I’m fairly good at investing and finance in general, I actually work in finance although I’m still new and learning. I sorta understand Fidelitys calculations but I’d love if someone could really break it down for me to get a real understanding. They calculate both “Time-weighted” and “money-weighted” returns.
For example: my Roth account is just over 3 years old, I’ve contributed a total of $17,500 and the current value is $23,314. So my simple calculation for total return is $23k-17.5k = $5,814/17.5k = 33.223%. I realize my contributions were done monthly over 3 years so annual returns won’t be as simple as 33%/3, but probably higher than that? I put it in an online calculator and got an annual return rate of 19.52%.
Fidelity has my cumulative Time-weighted return as 3.06%, which just makes no sense to me? I had a few bad quarters (especially the first year with some -20% or -30%). But I had mostly decently positive quarters. Do the 3 negative quarters really outweigh my 9 positive quarters in their calculations?
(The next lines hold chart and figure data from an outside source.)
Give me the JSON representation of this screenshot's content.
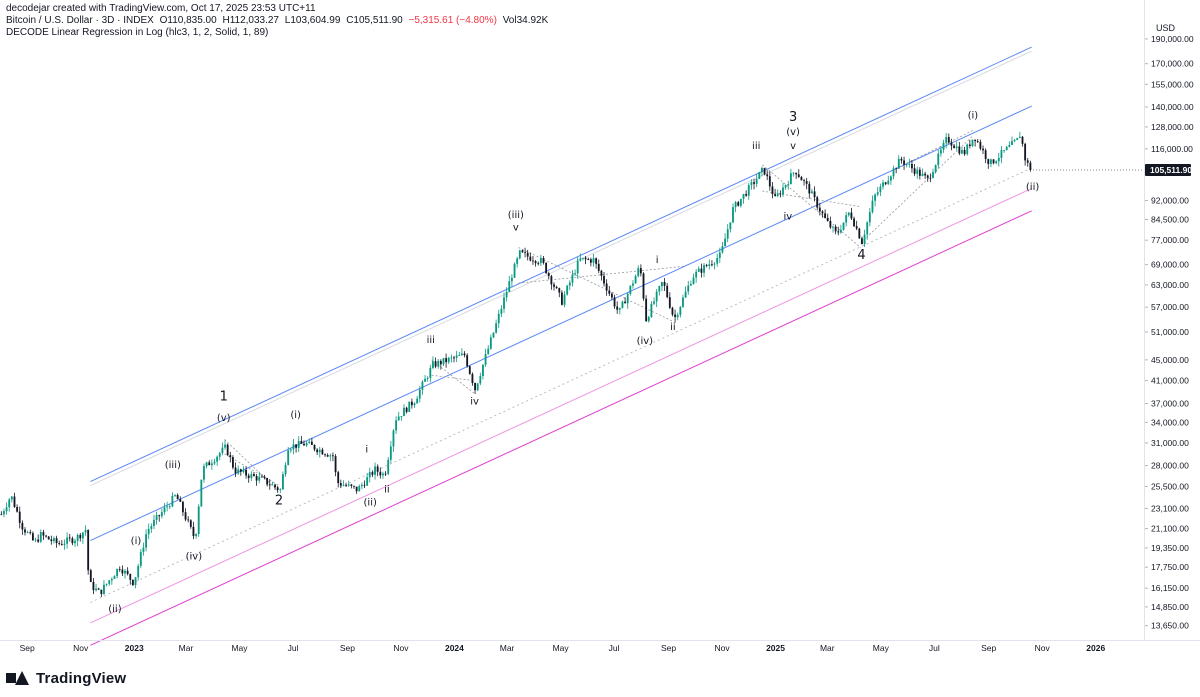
{
  "header": {
    "credit": "decodejar created with TradingView.com, Oct 17, 2025 23:53 UTC+11",
    "symbol": "Bitcoin / U.S. Dollar · 3D · INDEX",
    "open": "O110,835.00",
    "high": "H112,033.27",
    "low": "L103,604.99",
    "close": "C105,511.90",
    "change": "−5,315.61 (−4.80%)",
    "volume": "Vol34.92K",
    "indicator": "DECODE Linear Regression in Log (hlc3, 1, 2, Solid, 1, 89)"
  },
  "footer": {
    "brand": "TradingView"
  },
  "chart_data": {
    "type": "candlestick",
    "currency": "USD",
    "y_scale": "log",
    "ylim": [
      12800,
      205000
    ],
    "y_ticks": [
      190000,
      170000,
      155000,
      140000,
      128000,
      116000,
      92000,
      84500,
      77000,
      69000,
      63000,
      57000,
      51000,
      45000,
      41000,
      37000,
      34000,
      31000,
      28000,
      25500,
      23100,
      21100,
      19350,
      17750,
      16150,
      14850,
      13650
    ],
    "y_tick_labels": [
      "190,000.00",
      "170,000.00",
      "155,000.00",
      "140,000.00",
      "128,000.00",
      "116,000.00",
      "92,000.00",
      "84,500.00",
      "77,000.00",
      "69,000.00",
      "63,000.00",
      "57,000.00",
      "51,000.00",
      "45,000.00",
      "41,000.00",
      "37,000.00",
      "34,000.00",
      "31,000.00",
      "28,000.00",
      "25,500.00",
      "23,100.00",
      "21,100.00",
      "19,350.00",
      "17,750.00",
      "16,150.00",
      "14,850.00",
      "13,650.00"
    ],
    "last_price": 105511.9,
    "last_price_label": "105,511.90",
    "xlim": [
      "2022-08-01",
      "2026-02-25"
    ],
    "x_ticks": [
      {
        "date": "2022-09-01",
        "label": "Sep",
        "bold": false
      },
      {
        "date": "2022-11-01",
        "label": "Nov",
        "bold": false
      },
      {
        "date": "2023-01-01",
        "label": "2023",
        "bold": true
      },
      {
        "date": "2023-03-01",
        "label": "Mar",
        "bold": false
      },
      {
        "date": "2023-05-01",
        "label": "May",
        "bold": false
      },
      {
        "date": "2023-07-01",
        "label": "Jul",
        "bold": false
      },
      {
        "date": "2023-09-01",
        "label": "Sep",
        "bold": false
      },
      {
        "date": "2023-11-01",
        "label": "Nov",
        "bold": false
      },
      {
        "date": "2024-01-01",
        "label": "2024",
        "bold": true
      },
      {
        "date": "2024-03-01",
        "label": "Mar",
        "bold": false
      },
      {
        "date": "2024-05-01",
        "label": "May",
        "bold": false
      },
      {
        "date": "2024-07-01",
        "label": "Jul",
        "bold": false
      },
      {
        "date": "2024-09-01",
        "label": "Sep",
        "bold": false
      },
      {
        "date": "2024-11-01",
        "label": "Nov",
        "bold": false
      },
      {
        "date": "2025-01-01",
        "label": "2025",
        "bold": true
      },
      {
        "date": "2025-03-01",
        "label": "Mar",
        "bold": false
      },
      {
        "date": "2025-05-01",
        "label": "May",
        "bold": false
      },
      {
        "date": "2025-07-01",
        "label": "Jul",
        "bold": false
      },
      {
        "date": "2025-09-01",
        "label": "Sep",
        "bold": false
      },
      {
        "date": "2025-11-01",
        "label": "Nov",
        "bold": false
      },
      {
        "date": "2026-01-01",
        "label": "2026",
        "bold": true
      }
    ],
    "path_keypoints": [
      [
        "2022-08-01",
        22500
      ],
      [
        "2022-08-12",
        24500
      ],
      [
        "2022-08-25",
        21300
      ],
      [
        "2022-09-08",
        19800
      ],
      [
        "2022-09-15",
        20500
      ],
      [
        "2022-10-05",
        19700
      ],
      [
        "2022-10-25",
        20200
      ],
      [
        "2022-11-05",
        21000
      ],
      [
        "2022-11-09",
        16500
      ],
      [
        "2022-11-21",
        15800
      ],
      [
        "2022-12-05",
        17000
      ],
      [
        "2022-12-14",
        17800
      ],
      [
        "2022-12-30",
        16550
      ],
      [
        "2023-01-14",
        20900
      ],
      [
        "2023-02-16",
        24500
      ],
      [
        "2023-03-10",
        20100
      ],
      [
        "2023-03-18",
        27500
      ],
      [
        "2023-04-14",
        30400
      ],
      [
        "2023-04-24",
        27400
      ],
      [
        "2023-05-25",
        26300
      ],
      [
        "2023-06-15",
        25100
      ],
      [
        "2023-06-24",
        30500
      ],
      [
        "2023-07-14",
        30900
      ],
      [
        "2023-08-15",
        29200
      ],
      [
        "2023-08-18",
        26000
      ],
      [
        "2023-09-11",
        25100
      ],
      [
        "2023-10-01",
        27500
      ],
      [
        "2023-10-12",
        26800
      ],
      [
        "2023-10-24",
        34500
      ],
      [
        "2023-11-15",
        37500
      ],
      [
        "2023-12-06",
        44000
      ],
      [
        "2024-01-11",
        46000
      ],
      [
        "2024-01-23",
        39500
      ],
      [
        "2024-02-14",
        51500
      ],
      [
        "2024-03-05",
        66000
      ],
      [
        "2024-03-14",
        72500
      ],
      [
        "2024-04-08",
        70000
      ],
      [
        "2024-05-01",
        58500
      ],
      [
        "2024-05-21",
        70500
      ],
      [
        "2024-06-06",
        70500
      ],
      [
        "2024-07-05",
        55500
      ],
      [
        "2024-07-29",
        68500
      ],
      [
        "2024-08-05",
        54000
      ],
      [
        "2024-08-24",
        64000
      ],
      [
        "2024-09-06",
        54000
      ],
      [
        "2024-09-27",
        65500
      ],
      [
        "2024-10-29",
        72000
      ],
      [
        "2024-11-12",
        88500
      ],
      [
        "2024-12-05",
        99500
      ],
      [
        "2024-12-17",
        106000
      ],
      [
        "2024-12-30",
        92500
      ],
      [
        "2025-01-22",
        105500
      ],
      [
        "2025-02-06",
        97000
      ],
      [
        "2025-02-26",
        84000
      ],
      [
        "2025-03-10",
        79000
      ],
      [
        "2025-03-25",
        87500
      ],
      [
        "2025-04-08",
        76500
      ],
      [
        "2025-04-22",
        93500
      ],
      [
        "2025-05-22",
        110500
      ],
      [
        "2025-06-22",
        101000
      ],
      [
        "2025-07-14",
        121500
      ],
      [
        "2025-08-02",
        113500
      ],
      [
        "2025-08-14",
        123000
      ],
      [
        "2025-09-01",
        108500
      ],
      [
        "2025-10-03",
        121000
      ],
      [
        "2025-10-06",
        125000
      ],
      [
        "2025-10-10",
        112000
      ],
      [
        "2025-10-17",
        105511.9
      ]
    ],
    "overlays": {
      "regression_channel": {
        "start_date": "2022-11-12",
        "end_date": "2025-10-20",
        "center_start": 15150,
        "center_end": 106500,
        "upper_factors": [
          1.72,
          1.32
        ],
        "lower_factors": [
          1.0,
          0.825
        ],
        "ghost_extension_factor": 1.32,
        "upper_color": "#5b87f7",
        "lower_color": "#e040d0"
      },
      "wedges": [
        [
          [
            "2023-04-14",
            31500
          ],
          [
            "2023-06-15",
            24900
          ],
          [
            "2023-04-14",
            29500
          ],
          [
            "2023-06-15",
            25600
          ]
        ],
        [
          [
            "2023-12-06",
            45000
          ],
          [
            "2024-01-23",
            38800
          ],
          [
            "2023-12-06",
            42000
          ],
          [
            "2024-01-23",
            41000
          ]
        ],
        [
          [
            "2024-03-14",
            74500
          ],
          [
            "2024-09-06",
            53500
          ],
          [
            "2024-03-14",
            63500
          ],
          [
            "2024-09-20",
            68500
          ]
        ],
        [
          [
            "2024-12-17",
            108000
          ],
          [
            "2025-04-08",
            74500
          ],
          [
            "2024-12-17",
            96000
          ],
          [
            "2025-04-08",
            89500
          ]
        ],
        [
          [
            "2025-04-08",
            76000
          ],
          [
            "2025-08-14",
            123000
          ],
          [
            "2025-05-22",
            107000
          ],
          [
            "2025-08-14",
            126000
          ]
        ]
      ]
    },
    "annotations": [
      {
        "text": "1",
        "date": "2023-04-13",
        "price": 37500,
        "size": "lg"
      },
      {
        "text": "(v)",
        "date": "2023-04-13",
        "price": 34200,
        "size": "md"
      },
      {
        "text": "(iii)",
        "date": "2023-02-14",
        "price": 27700,
        "size": "md"
      },
      {
        "text": "(i)",
        "date": "2023-01-03",
        "price": 19700,
        "size": "md"
      },
      {
        "text": "(iv)",
        "date": "2023-03-10",
        "price": 18350,
        "size": "md"
      },
      {
        "text": "(ii)",
        "date": "2022-12-10",
        "price": 14500,
        "size": "md"
      },
      {
        "text": "2",
        "date": "2023-06-15",
        "price": 23500,
        "size": "lg"
      },
      {
        "text": "(i)",
        "date": "2023-07-04",
        "price": 34700,
        "size": "md"
      },
      {
        "text": "i",
        "date": "2023-09-23",
        "price": 29700,
        "size": "md"
      },
      {
        "text": "(ii)",
        "date": "2023-09-27",
        "price": 23400,
        "size": "md"
      },
      {
        "text": "ii",
        "date": "2023-10-16",
        "price": 24800,
        "size": "md"
      },
      {
        "text": "iii",
        "date": "2023-12-05",
        "price": 48500,
        "size": "md"
      },
      {
        "text": "iv",
        "date": "2024-01-24",
        "price": 36800,
        "size": "md"
      },
      {
        "text": "(iii)",
        "date": "2024-03-11",
        "price": 85000,
        "size": "md"
      },
      {
        "text": "v",
        "date": "2024-03-11",
        "price": 80500,
        "size": "md"
      },
      {
        "text": "i",
        "date": "2024-08-19",
        "price": 69500,
        "size": "md"
      },
      {
        "text": "(iv)",
        "date": "2024-08-05",
        "price": 48300,
        "size": "md"
      },
      {
        "text": "ii",
        "date": "2024-09-06",
        "price": 51500,
        "size": "md"
      },
      {
        "text": "iii",
        "date": "2024-12-10",
        "price": 116000,
        "size": "md"
      },
      {
        "text": "3",
        "date": "2025-01-21",
        "price": 131500,
        "size": "lg"
      },
      {
        "text": "(v)",
        "date": "2025-01-21",
        "price": 123500,
        "size": "md"
      },
      {
        "text": "v",
        "date": "2025-01-21",
        "price": 116000,
        "size": "md"
      },
      {
        "text": "iv",
        "date": "2025-01-15",
        "price": 84500,
        "size": "md"
      },
      {
        "text": "4",
        "date": "2025-04-09",
        "price": 70800,
        "size": "lg"
      },
      {
        "text": "(i)",
        "date": "2025-08-14",
        "price": 132800,
        "size": "md"
      },
      {
        "text": "(ii)",
        "date": "2025-10-21",
        "price": 96500,
        "size": "md"
      }
    ]
  }
}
My cumulative money-weighted return is 65.66%, but from my understanding that includes contributions? It says it reflects growth and income generated by my investments, fees and the “impact of cash flows such as deposits”. I’ve heard this is a more realistic rate of return for investors in equities (not solely etf/mutual fund investing), but I’m not sure how much cash flows impact the calculation.
Attached screenshot of Fidelity returns.